Dual voltage trams use heavy rail track:
http://www.youtube.com/watch?v=1cS6B1Tgr5Y

They service large rural areas as "regional trams":
http://www.youtube.com/watch?v=jHZ9mYTxsOo

pass through small towns and villages
http://www.youtube.com/watch?v=YcM1xCJ_0fY
(this movie could be from a post peak oil world where occasional cars cross the tram's tracks in traffic calmed areas)

and access the city centre directly:
http://www.youtube.com/watch?v=QsVNGLLQ3b4&feature=related
Amazing how pedestrians and trams mix in the shopping mall.

More details in these links:
http://www.railway-technology.com/projects/karlsruhe/

http://web.presby.edu/~jtbell/transit/Karlsruhe/

"In the case of JPods, transport requires 200 watt-hours to move a pallet of cargo or 4 people a mile. "

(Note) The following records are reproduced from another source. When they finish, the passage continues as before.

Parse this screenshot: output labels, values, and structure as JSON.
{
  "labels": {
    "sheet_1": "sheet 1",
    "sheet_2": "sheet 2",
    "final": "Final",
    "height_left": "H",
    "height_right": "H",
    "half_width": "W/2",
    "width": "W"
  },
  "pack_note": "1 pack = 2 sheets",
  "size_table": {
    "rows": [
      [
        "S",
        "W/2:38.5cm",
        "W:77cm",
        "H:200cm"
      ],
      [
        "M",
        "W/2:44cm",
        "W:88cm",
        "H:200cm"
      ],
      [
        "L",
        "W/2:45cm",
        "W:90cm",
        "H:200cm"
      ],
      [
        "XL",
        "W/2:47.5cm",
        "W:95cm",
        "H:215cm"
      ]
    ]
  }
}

My electric bike will take me a mile for 15 watts (without peddling) and go pretty much anywhere I want it to go. You can electrify a bike for as little as $400.

I'm sorry. Your obvious point will be ignored by BillJames as it does not support what he's a pimp'n.

(and 15 watts for a mile? Damn, that is better than any of my elecro-bikes)

The basic mechanics were recommended by US DOT in 1975 (PB-244854) as a way to permanently prevent future oil embargoes.

So hanging, moving baskets in one land mass will prevent other land masses from withoiding material extracted from the sub-soil. An amazing power hanging moving baskets have!

We will have to re-tool, but that re-tooling will create jobs and pay for itself with gas savings.

Interesting claim. Yet in other posts you claim your for-profit solution is a 'niche' solution - and here you state urban transport - not a niche market.

And yet you still have not addressed the public takings of private land for your private profit. Or how you expect others (TOD) to support your private profit.

(nice pandering/hoping to get on the government dole with the yellow 'support the troops' in the picture. Most cars/SUVs have stopped sporting such, and the stores had such Support-Americans-by-Buying-Stuff-Made-in-China in the closeout-discount rack over a year ago. If you want the governments money these days - make the jpod a weapons system.)